Zur Situation- ich fange mal mit dem großen an:
Mein erster Sohn kam durch eine gaaaaaaaaaaaaaaanz schreckliche Einleitung zur Welt. Er hat nur geschrien. Ich wollte unbedingt Stillen. Er hat vom ersten Tag an, ein ganz seltsames Verhalten an der Brust gezeigt: Er trank max. 2 Minuten am Stück und ließ dann die Brust los, streckte sich nach hinten und schrie. Ich habe dann immer min. 3 Minuten gebraucht um ihn zu beruhigen, 2 weitere um ihn wieder an die Brust zu bekommen, weil er sich immer gegenstämmte und nach wieder max. 2 Minuten ging der Akt von vorne los. Das ging so bis zu 1,5 Stunden. Erst da merkte ich, dass er überhaupt was aus der Brust raus war. Bei Osteopathen wurden dann Blockaden festgestellt. Die wurden behoben, aber das Trinkverhalten wurde nicht besser. Der Kinderarzt meinte, er solle max. 10 Minuten pro Seite trinken und ich solle ihn nicht so lange an der BRust lassen. Witzig!!! Er blieb ja nie diese 10 Minuten an der Brust!!! Ich solle ihn auch nicht alle zwei Stunden anlegen, sondern nur alle vier. Auch witzig!! Ich habe es gerade mal einen halben Tag lang so versucht und ertrug das Geschrei nicht.

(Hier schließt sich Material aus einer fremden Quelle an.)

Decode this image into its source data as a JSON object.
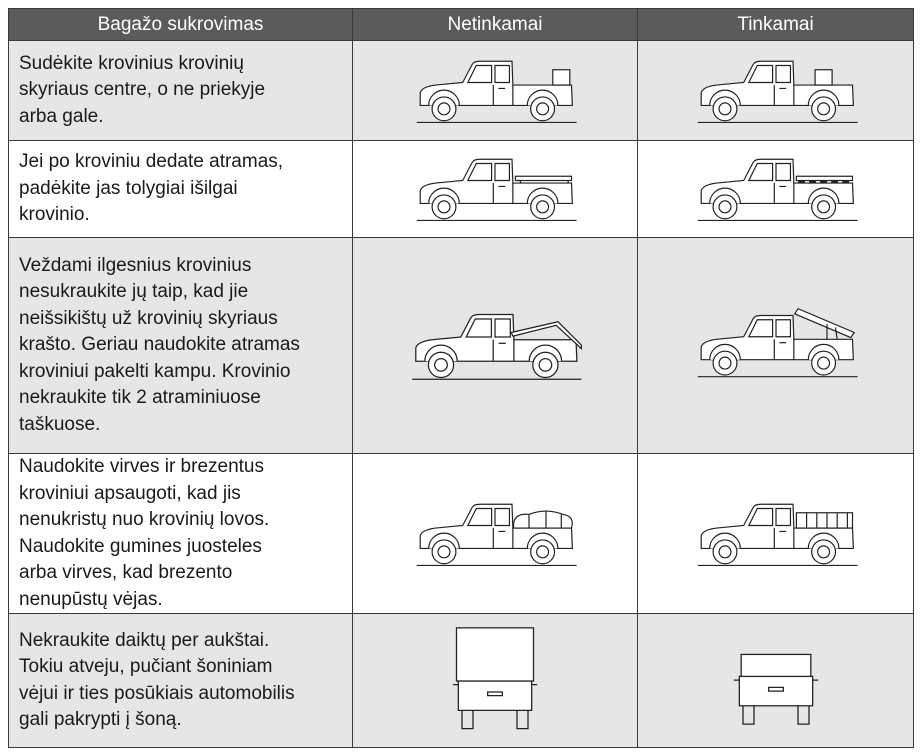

Hebammen meinten, er müsse das Trinken erst lernen....auch witzig!! Wie lange denn? Er muss ja was essen, dachte ich mir. Dann wurde meine erste Hebamme krank und ich war erstmal ohne. so drei Wochen lang. Dann kam eine Vertretung und die wusste auch keine Rat, riet mir nur zum Zufüttern, da er mit damals 7 Wochen gerade mal 300gr. über dem Geburtsgewicht wog. Aber auch ich merkte, dass ich nicht mehr kann und ich hatte seit zwei Wochen kein gutes Gefühl mehr beim Stillen, zumal er auch seit 2 Wochen nur grünen, sehr wässrigen Stuhl hatte. Mit sieben Wochen kam nur noch grünes Wasser aus ihm raus. Mit der Hebamme beschlossen wir dann, die Flasche zu geben unter der VErmutung, dass es wohl HUngerstuhl war (obwohl er immer an die Brust durfte. Wann er nur wollte). Mit der Flasche hatten wir das gleiche Trinkverhalten, aber er trank zumindest und nahm zu und der Stuhl wurde auch normal.

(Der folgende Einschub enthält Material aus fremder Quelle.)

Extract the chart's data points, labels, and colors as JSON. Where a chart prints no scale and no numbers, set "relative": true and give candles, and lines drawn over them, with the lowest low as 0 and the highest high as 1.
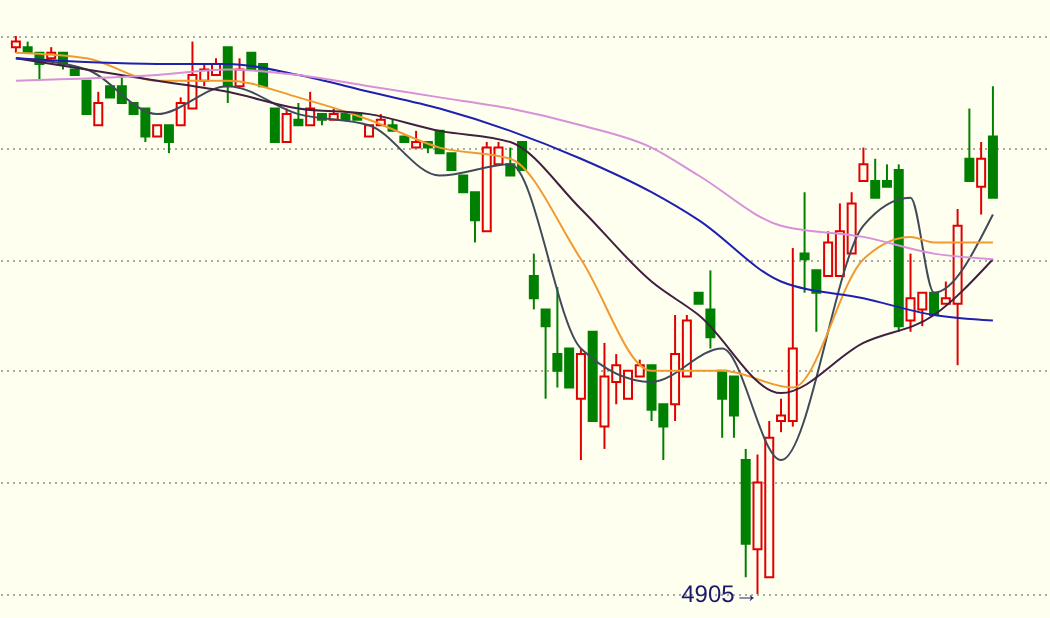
{
  "chart_data": {
    "type": "candlestick",
    "relative": true,
    "categories": [
      null,
      null,
      null,
      null,
      null,
      null,
      null,
      null,
      null,
      null,
      null,
      null,
      null,
      null,
      null,
      null,
      null,
      null,
      null,
      null,
      null,
      null,
      null,
      null,
      null,
      null,
      null,
      null,
      null,
      null,
      null,
      null,
      null,
      null,
      null,
      null,
      null,
      null,
      null,
      null,
      null,
      null,
      null,
      null,
      null,
      null,
      null,
      null,
      null,
      null,
      null,
      null,
      null,
      null,
      null,
      null,
      null,
      null,
      null,
      null,
      null,
      null,
      null,
      null,
      null,
      null,
      null,
      null,
      null,
      null,
      null,
      null,
      null,
      null,
      null,
      null,
      null,
      null,
      null,
      null,
      null,
      null,
      null,
      null
    ],
    "colors": [
      "#e00000",
      "#008000",
      "#008000",
      "#e00000",
      "#008000",
      "#008000",
      "#008000",
      "#e00000",
      "#008000",
      "#008000",
      "#008000",
      "#008000",
      "#e00000",
      "#008000",
      "#e00000",
      "#e00000",
      "#e00000",
      "#e00000",
      "#008000",
      "#e00000",
      "#008000",
      "#008000",
      "#008000",
      "#e00000",
      "#008000",
      "#e00000",
      "#008000",
      "#e00000",
      "#008000",
      "#008000",
      "#e00000",
      "#e00000",
      "#008000",
      "#008000",
      "#e00000",
      "#008000",
      "#008000",
      "#008000",
      "#008000",
      "#008000",
      "#e00000",
      "#e00000",
      "#008000",
      "#008000",
      "#008000",
      "#008000",
      "#008000",
      "#008000",
      "#e00000",
      "#008000",
      "#e00000",
      "#e00000",
      "#e00000",
      "#e00000",
      "#008000",
      "#008000",
      "#e00000",
      "#e00000",
      "#008000",
      "#008000",
      "#008000",
      "#008000",
      "#008000",
      "#e00000",
      "#e00000",
      "#e00000",
      "#e00000",
      "#008000",
      "#008000",
      "#e00000",
      "#e00000",
      "#e00000",
      "#e00000",
      "#008000",
      "#008000",
      "#008000",
      "#e00000",
      "#e00000",
      "#008000",
      "#e00000",
      "#e00000",
      "#008000",
      "#e00000",
      "#008000"
    ],
    "grid": true,
    "ohlc": [
      [
        0.98,
        1.0,
        0.97,
        0.99
      ],
      [
        0.98,
        0.99,
        0.97,
        0.97
      ],
      [
        0.97,
        0.97,
        0.92,
        0.95
      ],
      [
        0.96,
        0.98,
        0.96,
        0.97
      ],
      [
        0.97,
        0.97,
        0.94,
        0.95
      ],
      [
        0.94,
        0.94,
        0.93,
        0.93
      ],
      [
        0.92,
        0.92,
        0.86,
        0.86
      ],
      [
        0.84,
        0.9,
        0.84,
        0.88
      ],
      [
        0.91,
        0.91,
        0.89,
        0.89
      ],
      [
        0.91,
        0.93,
        0.88,
        0.88
      ],
      [
        0.88,
        0.88,
        0.86,
        0.86
      ],
      [
        0.87,
        0.87,
        0.81,
        0.82
      ],
      [
        0.82,
        0.84,
        0.82,
        0.84
      ],
      [
        0.84,
        0.84,
        0.79,
        0.81
      ],
      [
        0.84,
        0.89,
        0.84,
        0.88
      ],
      [
        0.87,
        0.99,
        0.87,
        0.93
      ],
      [
        0.92,
        0.95,
        0.91,
        0.94
      ],
      [
        0.93,
        0.96,
        0.93,
        0.95
      ],
      [
        0.98,
        0.98,
        0.88,
        0.91
      ],
      [
        0.91,
        0.96,
        0.91,
        0.94
      ],
      [
        0.97,
        0.97,
        0.94,
        0.94
      ],
      [
        0.95,
        0.95,
        0.91,
        0.91
      ],
      [
        0.87,
        0.87,
        0.81,
        0.81
      ],
      [
        0.81,
        0.87,
        0.81,
        0.86
      ],
      [
        0.85,
        0.88,
        0.84,
        0.84
      ],
      [
        0.84,
        0.9,
        0.84,
        0.87
      ],
      [
        0.86,
        0.86,
        0.84,
        0.85
      ],
      [
        0.85,
        0.87,
        0.85,
        0.86
      ],
      [
        0.86,
        0.86,
        0.85,
        0.85
      ],
      [
        0.86,
        0.86,
        0.85,
        0.85
      ],
      [
        0.82,
        0.84,
        0.82,
        0.84
      ],
      [
        0.84,
        0.86,
        0.84,
        0.85
      ],
      [
        0.84,
        0.85,
        0.83,
        0.83
      ],
      [
        0.82,
        0.82,
        0.81,
        0.81
      ],
      [
        0.8,
        0.83,
        0.8,
        0.81
      ],
      [
        0.81,
        0.81,
        0.79,
        0.8
      ],
      [
        0.83,
        0.83,
        0.79,
        0.79
      ],
      [
        0.79,
        0.79,
        0.76,
        0.76
      ],
      [
        0.75,
        0.75,
        0.72,
        0.72
      ],
      [
        0.72,
        0.72,
        0.63,
        0.67
      ],
      [
        0.65,
        0.81,
        0.65,
        0.8
      ],
      [
        0.77,
        0.81,
        0.77,
        0.8
      ],
      [
        0.77,
        0.8,
        0.75,
        0.75
      ],
      [
        0.81,
        0.81,
        0.76,
        0.76
      ],
      [
        0.57,
        0.61,
        0.51,
        0.53
      ],
      [
        0.51,
        0.51,
        0.35,
        0.48
      ],
      [
        0.43,
        0.55,
        0.37,
        0.4
      ],
      [
        0.44,
        0.44,
        0.37,
        0.37
      ],
      [
        0.35,
        0.44,
        0.24,
        0.43
      ],
      [
        0.47,
        0.47,
        0.31,
        0.31
      ],
      [
        0.3,
        0.45,
        0.26,
        0.39
      ],
      [
        0.38,
        0.43,
        0.34,
        0.41
      ],
      [
        0.35,
        0.4,
        0.35,
        0.4
      ],
      [
        0.39,
        0.42,
        0.39,
        0.41
      ],
      [
        0.41,
        0.41,
        0.31,
        0.33
      ],
      [
        0.34,
        0.34,
        0.24,
        0.3
      ],
      [
        0.34,
        0.5,
        0.31,
        0.43
      ],
      [
        0.39,
        0.5,
        0.39,
        0.49
      ],
      [
        0.54,
        0.54,
        0.52,
        0.52
      ],
      [
        0.51,
        0.58,
        0.44,
        0.46
      ],
      [
        0.4,
        0.4,
        0.28,
        0.35
      ],
      [
        0.39,
        0.39,
        0.28,
        0.32
      ],
      [
        0.24,
        0.26,
        0.03,
        0.09
      ],
      [
        0.08,
        0.25,
        0.0,
        0.2
      ],
      [
        0.03,
        0.31,
        0.03,
        0.28
      ],
      [
        0.31,
        0.35,
        0.29,
        0.32
      ],
      [
        0.31,
        0.62,
        0.3,
        0.44
      ],
      [
        0.61,
        0.72,
        0.54,
        0.6
      ],
      [
        0.58,
        0.58,
        0.47,
        0.54
      ],
      [
        0.57,
        0.65,
        0.57,
        0.63
      ],
      [
        0.57,
        0.7,
        0.57,
        0.65
      ],
      [
        0.61,
        0.72,
        0.61,
        0.7
      ],
      [
        0.74,
        0.8,
        0.74,
        0.77
      ],
      [
        0.74,
        0.78,
        0.71,
        0.71
      ],
      [
        0.74,
        0.77,
        0.73,
        0.73
      ],
      [
        0.76,
        0.77,
        0.47,
        0.48
      ],
      [
        0.49,
        0.61,
        0.47,
        0.53
      ],
      [
        0.51,
        0.54,
        0.48,
        0.54
      ],
      [
        0.54,
        0.54,
        0.5,
        0.5
      ],
      [
        0.52,
        0.56,
        0.52,
        0.53
      ],
      [
        0.52,
        0.69,
        0.41,
        0.66
      ],
      [
        0.78,
        0.87,
        0.74,
        0.74
      ],
      [
        0.73,
        0.81,
        0.68,
        0.78
      ],
      [
        0.82,
        0.91,
        0.71,
        0.71
      ]
    ],
    "series": [
      {
        "type": "line",
        "color": "#404a5a",
        "values": [
          0.96,
          null,
          null,
          null,
          null,
          null,
          0.94,
          null,
          null,
          null,
          null,
          null,
          0.86,
          null,
          null,
          null,
          null,
          null,
          0.91,
          null,
          null,
          null,
          null,
          null,
          0.86,
          null,
          null,
          null,
          null,
          null,
          0.84,
          null,
          null,
          null,
          null,
          null,
          0.75,
          null,
          null,
          null,
          null,
          null,
          0.77,
          null,
          null,
          null,
          null,
          null,
          0.44,
          null,
          null,
          null,
          null,
          null,
          0.38,
          null,
          null,
          null,
          null,
          null,
          0.44,
          null,
          null,
          null,
          null,
          0.24,
          null,
          null,
          null,
          null,
          null,
          null,
          0.66,
          null,
          null,
          null,
          0.71,
          null,
          0.54,
          null,
          null,
          null,
          null,
          0.68
        ]
      },
      {
        "type": "line",
        "color": "#f09a30",
        "values": [
          0.97,
          null,
          null,
          null,
          null,
          null,
          0.96,
          null,
          null,
          null,
          null,
          null,
          0.92,
          null,
          null,
          null,
          null,
          null,
          0.92,
          null,
          null,
          null,
          null,
          null,
          0.89,
          null,
          null,
          null,
          null,
          null,
          0.85,
          null,
          null,
          null,
          null,
          null,
          0.8,
          null,
          null,
          null,
          null,
          null,
          0.78,
          null,
          null,
          null,
          null,
          null,
          0.6,
          null,
          null,
          null,
          null,
          null,
          0.4,
          null,
          null,
          null,
          null,
          null,
          0.4,
          null,
          null,
          null,
          null,
          null,
          0.37,
          null,
          null,
          null,
          null,
          null,
          0.6,
          null,
          null,
          null,
          0.64,
          null,
          0.63,
          null,
          null,
          null,
          null,
          0.63
        ]
      },
      {
        "type": "line",
        "color": "#402040",
        "values": [
          0.96,
          null,
          null,
          null,
          null,
          null,
          null,
          null,
          null,
          null,
          null,
          null,
          0.92,
          null,
          null,
          null,
          null,
          null,
          0.9,
          null,
          null,
          null,
          null,
          null,
          0.87,
          null,
          null,
          null,
          null,
          null,
          0.86,
          null,
          null,
          null,
          null,
          null,
          0.83,
          null,
          null,
          null,
          null,
          null,
          0.81,
          null,
          null,
          null,
          null,
          null,
          0.69,
          null,
          null,
          null,
          null,
          null,
          0.56,
          null,
          null,
          null,
          0.5,
          null,
          null,
          null,
          null,
          null,
          null,
          0.36,
          null,
          null,
          null,
          null,
          null,
          null,
          0.45,
          null,
          null,
          null,
          null,
          null,
          0.5,
          null,
          null,
          null,
          null,
          0.6
        ]
      },
      {
        "type": "line",
        "color": "#2020b0",
        "values": [
          0.96,
          null,
          null,
          null,
          null,
          null,
          null,
          null,
          null,
          null,
          null,
          null,
          0.95,
          null,
          null,
          null,
          null,
          null,
          0.95,
          null,
          null,
          null,
          null,
          null,
          0.93,
          null,
          null,
          null,
          null,
          null,
          0.9,
          null,
          null,
          null,
          null,
          null,
          0.87,
          null,
          null,
          null,
          null,
          null,
          0.83,
          null,
          null,
          null,
          null,
          null,
          0.78,
          null,
          null,
          null,
          null,
          null,
          0.72,
          null,
          null,
          null,
          0.67,
          null,
          null,
          null,
          null,
          null,
          null,
          0.56,
          null,
          null,
          null,
          null,
          null,
          null,
          0.53,
          null,
          null,
          null,
          null,
          null,
          0.5,
          null,
          null,
          null,
          null,
          0.49
        ]
      },
      {
        "type": "line",
        "color": "#d890d8",
        "values": [
          0.92,
          null,
          null,
          null,
          null,
          null,
          null,
          null,
          null,
          null,
          null,
          null,
          0.93,
          null,
          null,
          null,
          null,
          null,
          0.94,
          null,
          null,
          null,
          null,
          null,
          0.93,
          null,
          null,
          null,
          null,
          null,
          0.91,
          null,
          null,
          null,
          null,
          null,
          0.89,
          null,
          null,
          null,
          null,
          null,
          0.87,
          null,
          null,
          null,
          null,
          null,
          0.84,
          null,
          null,
          null,
          null,
          null,
          0.8,
          null,
          null,
          null,
          0.75,
          null,
          null,
          null,
          null,
          null,
          null,
          0.66,
          null,
          null,
          null,
          null,
          null,
          null,
          0.64,
          null,
          null,
          null,
          null,
          null,
          0.61,
          null,
          null,
          null,
          null,
          0.6
        ]
      }
    ],
    "annotations": [
      "4905→"
    ]
  }
}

Zudem habe ich extrem abgenommen in dieser Stillzeit. Ich wog 3 kg unter dem Gewicht, was ich vor der Geburt hatte. Was bedeutet, dass KLeidergröße 34 an mir hing. Das obwohl ich wirklich gefressen habe. Ich konnte meinen Hunger nicht stillen. Auch meinen Durst nicht. Ich führte mal Protokoll und kam auf 6-7 Liter Flüssigkeit pro Tag und ca. 4000kcal an Lebensmitteln und hatte dennoch Dauerdurst und Dauerhunger. Unsere Haushaltskasse hat sehr gelitten in der Zeit, weil ich soo viel gegessen habe.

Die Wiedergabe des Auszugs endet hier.